Structure, function, and regulation of the bacterial transcription cycle

细菌转录周期的结构、功能和调控

• 批准号: 10394344
• 负责人: Seth A. Darst
• 金额: $ 83.56万
• 依托单位: ROCKEFELLER UNIVERSITY
• 依托单位国家: 美国
• 财政年份: 2016
• 资助国家: 美国
• 起止时间: 2016-05-01 至 2026-04-30
• 项目状态: 未结题
• 来源: https://reporter.nih.gov/project-details/10394344
• 关键词: Antibiotics; Bacteria; Bacterial RNA; Behavior; Binding; Biology; Chemicals; Combined Modality Therapy; Complex; Cryoelectron Microscopy; DNA; DNA-Directed DNA Polymerase; DNA-Directed RNA Polymerase; Development; Dissociation; Elements; Enzymes; Frequencies; Gene Expression; Genetic Transcription; Goals; Holoenzymes; Lead; Methods; Molecular Conformation; Molecular Machines; Prokaryotic Cells; RNA; Regulation; Rifampicin resistance; Rifampin; Series; Structure; Transcript; Tuberculosis; antimicrobial; inhibitor; insight; interest; man; melting; promoter; resistant strain; small molecule; structural biology; three dimensional structure; transcription termination

Project Summary Transcription is the major control point of gene expression and RNA polymerase (RNAP), conserved from bacteria to man, is the central enzyme of transcription. Our long term goal is to understand the mechanism of transcription and its regulation. Determining three-dimensional structures of RNAP and its complexes with DNA, RNA, and regulatory factors, is an essential step. We focus on highly characterized prokaryotic RNAPs. The basic elements of the transcription cycle, initiation, elongation, and termination, were elucidated through study of prokaryotes. A detailed structural and functional understanding of the entire transcription cycle is essential to explain the fundamental control of gene expression and to target RNAP with small-molecule antibiotics. Moreover, a complete understanding of how a complex, molecular machine uses binding and chemical energy to effect conformational changes that drive the cycle, and how regulators modulate the cycle, is of fundamental interest. The transcription cycle is marked by a series of stable complexes (core è holo è RPo è EC) that interconvert through transient intermediates.
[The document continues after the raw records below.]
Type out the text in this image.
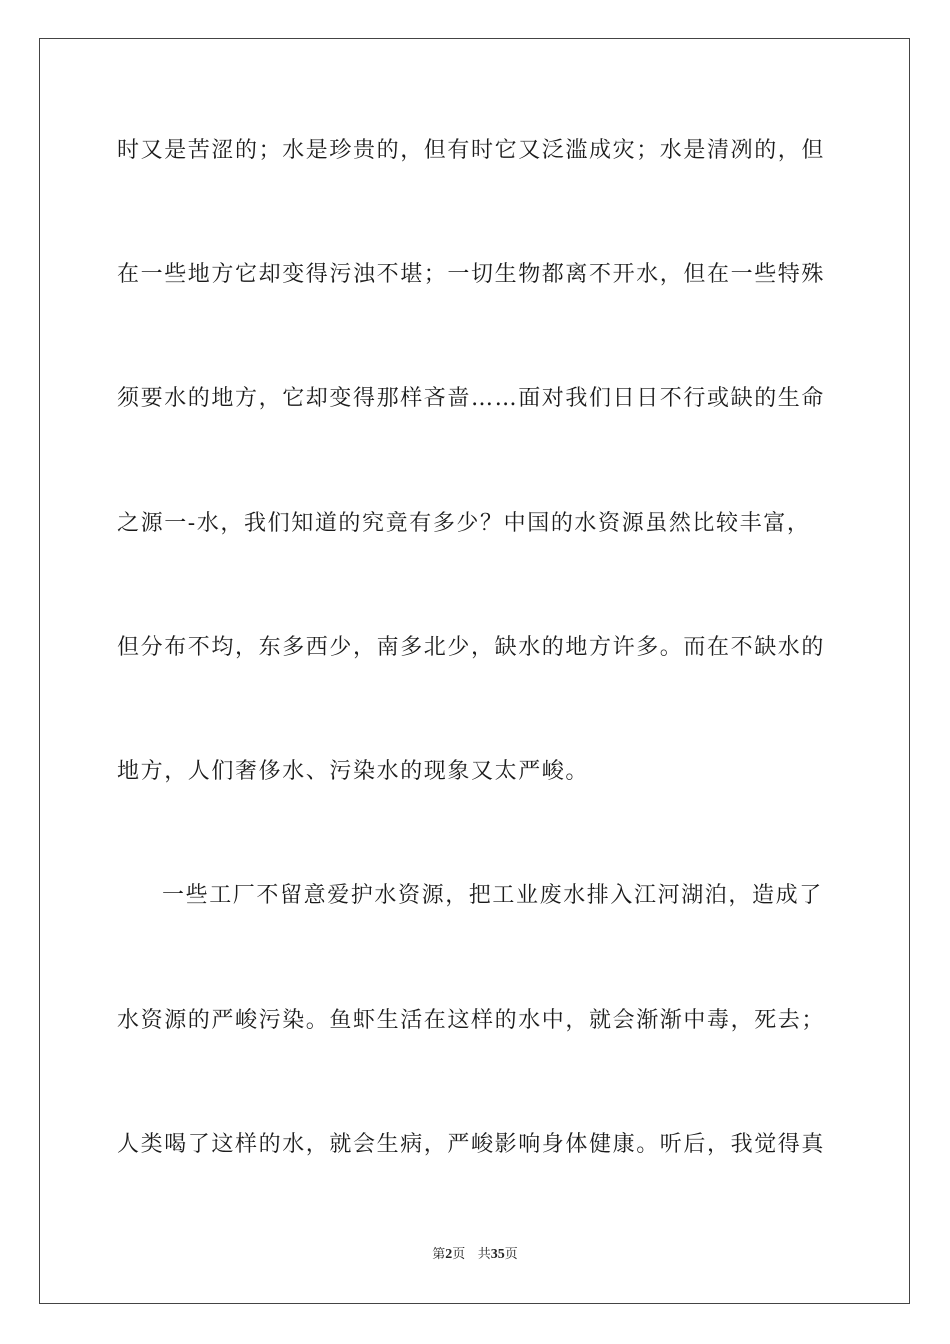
时又是苦涩的；水是珍贵的，但有时它又泛滥成灾；水是清冽的，但
在一些地方它却变得污浊不堪；一切生物都离不开水，但在一些特殊
须要水的地方，它却变得那样吝啬……面对我们日日不行或缺的生命
之源一-水，我们知道的究竟有多少？中国的水资源虽然比较丰富，
但分布不均，东多西少，南多北少，缺水的地方许多。而在不缺水的
地方，人们奢侈水、污染水的现象又太严峻。
一些工厂不留意爱护水资源，把工业废水排入江河湖泊，造成了
水资源的严峻污染。鱼虾生活在这样的水中，就会渐渐中毒，死去；
人类喝了这样的水，就会生病，严峻影响身体健康。听后，我觉得真
第2页 共35页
The transitions between stable states are points of heavy regulation that are poorly understood due to the lack of structural information. Major transitions include: Holoenzyme + promoter DNA è open promoter complex (initiation) Open promoter complex è elongation complex (promoter escape, s dissociation) Elongation complex è core RNAP + DNA + completed RNA transcript (termination) Each of these transitions is characterized by unstable, transient intermediates that are extremely challenging for structural biology. Cryo-electron microscopy (cryo-EM) has emerged as a powerful method to visualize these transient states. We are combining cryo-EM with other approaches to mechanistically and structurally characterize transient intermediates that govern transitions in the bacterial transcription cycle, including promoter melting, the initiation to elongation transition, and transcription termination. These findings will provide insight into the behavior of macromolecular machines throughout biology.
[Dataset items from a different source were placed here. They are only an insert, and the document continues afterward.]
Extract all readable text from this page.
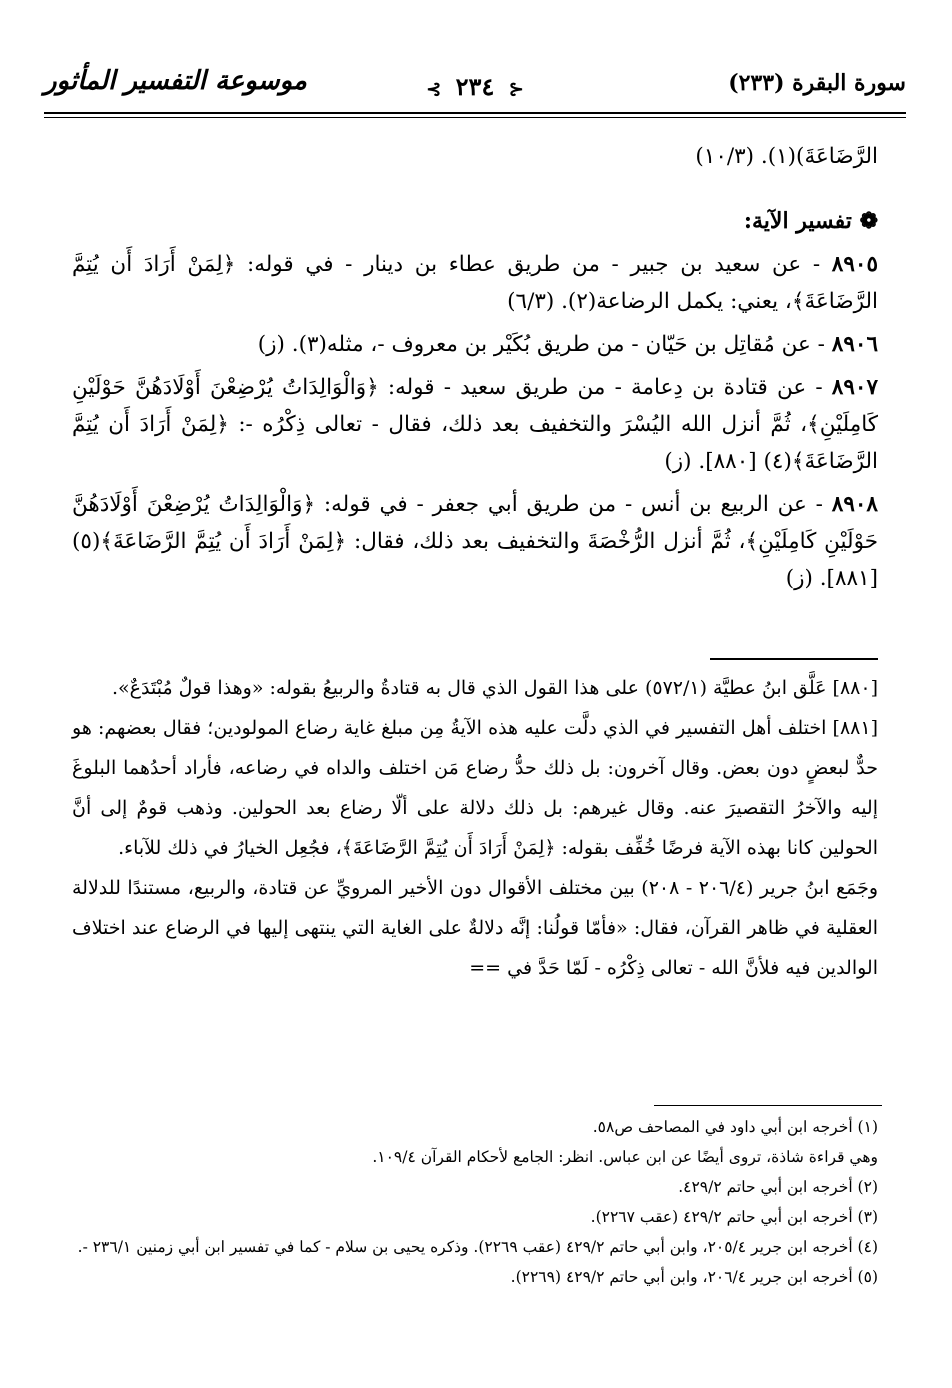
موسوعة التفسير المأثور	⊰ ٢٣٤ ⊱	سورة البقرة (٢٣٣)

الرَّضَاعَةَ)(١). (١٠/٣)

❁ تفسير الآية:

٨٩٠٥ - عن سعيد بن جبير - من طريق عطاء بن دينار - في قوله: ﴿لِمَنْ أَرَادَ أَن يُتِمَّ الرَّضَاعَةَ﴾، يعني: يكمل الرضاعة(٢). (٦/٣)

٨٩٠٦ - عن مُقاتِل بن حَيّان - من طريق بُكَيْر بن معروف -، مثله(٣). (ز)

٨٩٠٧ - عن قتادة بن دِعامة - من طريق سعيد - قوله: ﴿وَالْوَالِدَاتُ يُرْضِعْنَ أَوْلَادَهُنَّ حَوْلَيْنِ كَامِلَيْنِ﴾، ثُمَّ أنزل الله اليُسْرَ والتخفيف بعد ذلك، فقال - تعالى ذِكْرُه -: ﴿لِمَنْ أَرَادَ أَن يُتِمَّ الرَّضَاعَةَ﴾(٤) [٨٨٠]. (ز)

٨٩٠٨ - عن الربيع بن أنس - من طريق أبي جعفر - في قوله: ﴿وَالْوَالِدَاتُ يُرْضِعْنَ أَوْلَادَهُنَّ حَوْلَيْنِ كَامِلَيْنِ﴾، ثُمَّ أنزل الرُّخْصَةَ والتخفيف بعد ذلك، فقال: ﴿لِمَنْ أَرَادَ أَن يُتِمَّ الرَّضَاعَةَ﴾(٥) [٨٨١]. (ز)

[٨٨٠] عَلَّق ابنُ عطيَّة (٥٧٢/١) على هذا القول الذي قال به قتادةُ والربيعُ بقوله: «وهذا قولٌ مُبْتَدَعٌ».

[٨٨١] اختلف أهل التفسير في الذي دلَّت عليه هذه الآيةُ مِن مبلغ غاية رضاع المولودين؛ فقال بعضهم: هو حدٌّ لبعضٍ دون بعض. وقال آخرون: بل ذلك حدُّ رضاع مَن اختلف والداه في رضاعه، فأراد أحدُهما البلوغَ إليه والآخرُ التقصيرَ عنه. وقال غيرهم: بل ذلك دلالة على ألّا رضاع بعد الحولين. وذهب قومٌ إلى أنَّ الحولين كانا بهذه الآية فرضًا خُفِّف بقوله: ﴿لِمَنْ أَرَادَ أَن يُتِمَّ الرَّضَاعَةَ﴾، فجُعِل الخيارُ في ذلك للآباء.

وجَمَع ابنُ جرير (٢٠٦/٤ - ٢٠٨) بين مختلف الأقوال دون الأخير المرويِّ عن قتادة، والربيع، مستندًا للدلالة العقلية في ظاهر القرآن، فقال: «فأمّا قولُنا: إنَّه دلالةٌ على الغاية التي ينتهى إليها في الرضاع عند اختلاف الوالدين فيه فلأنَّ الله - تعالى ذِكْرُه - لَمّا حَدَّ في ==

(١) أخرجه ابن أبي داود في المصاحف ص٥٨.

وهي قراءة شاذة، تروى أيضًا عن ابن عباس. انظر: الجامع لأحكام القرآن ١٠٩/٤.

(٢) أخرجه ابن أبي حاتم ٤٢٩/٢.

(٣) أخرجه ابن أبي حاتم ٤٢٩/٢ (عقب ٢٢٦٧).

(٤) أخرجه ابن جرير ٢٠٥/٤، وابن أبي حاتم ٤٢٩/٢ (عقب ٢٢٦٩). وذكره يحيى بن سلام - كما في تفسير ابن أبي زمنين ٢٣٦/١ -.

(٥) أخرجه ابن جرير ٢٠٦/٤، وابن أبي حاتم ٤٢٩/٢ (٢٢٦٩).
项目摘要 转录是构成基因表达和RNA聚合酶（RNAP）的主要控制点 从细菌到人，是转录的中心酶。我们的长期目标是了解 转录机理及其调节。确定RNAP的三维结构 它与DNA，RNA和调节因子的复合物是重要的一步。我们专注于高度关注 特征是原核生物RNAP。 阐明了转录周期，主动性，伸长和终止的基本要素，阐明了 通过研究原核生物。对整个的详细结构和功能理解 转录周期对于解释基因表达的基本控制和目标至关重要 带有小分子抗生素的RNAP。此外，完全了解复杂的方式， 分子机使用结合和化学能来实现概念变化，以驱动驱动 周期以及监管机构如何调节周期，具有基本利益。 转录周期以一系列稳定的复合物（核心èloèrpoèEC）为标志 通过瞬态中间体互连。稳定状态之间的过渡是 由于缺乏结构信息而被理解的严重调节。主要过渡 包括： Holoenzyme +启动子DNAè开放式启动子络合物（启动） 开放式启动子复合伸长复合物（启动子逃生，分离） 伸长络合物è核RN​​AP + DNA +完成的RNA转录本（终止） 这些过渡中的每一个的特征是不稳定的瞬态中间体，这些中间体极为 对结构生物学的挑战。冷冻电子显微镜（Cryo-EM）已成为强大的 可视化这些瞬态状态的方法。我们正在将冷冻EM与其他方法相结合 机械和结构上表征了控制在 细菌转录周期，包括启动子熔化，伸长转变的主动性和 转录终止。这些发现将为大分子的行为提供洞察力 整个生物学的机器。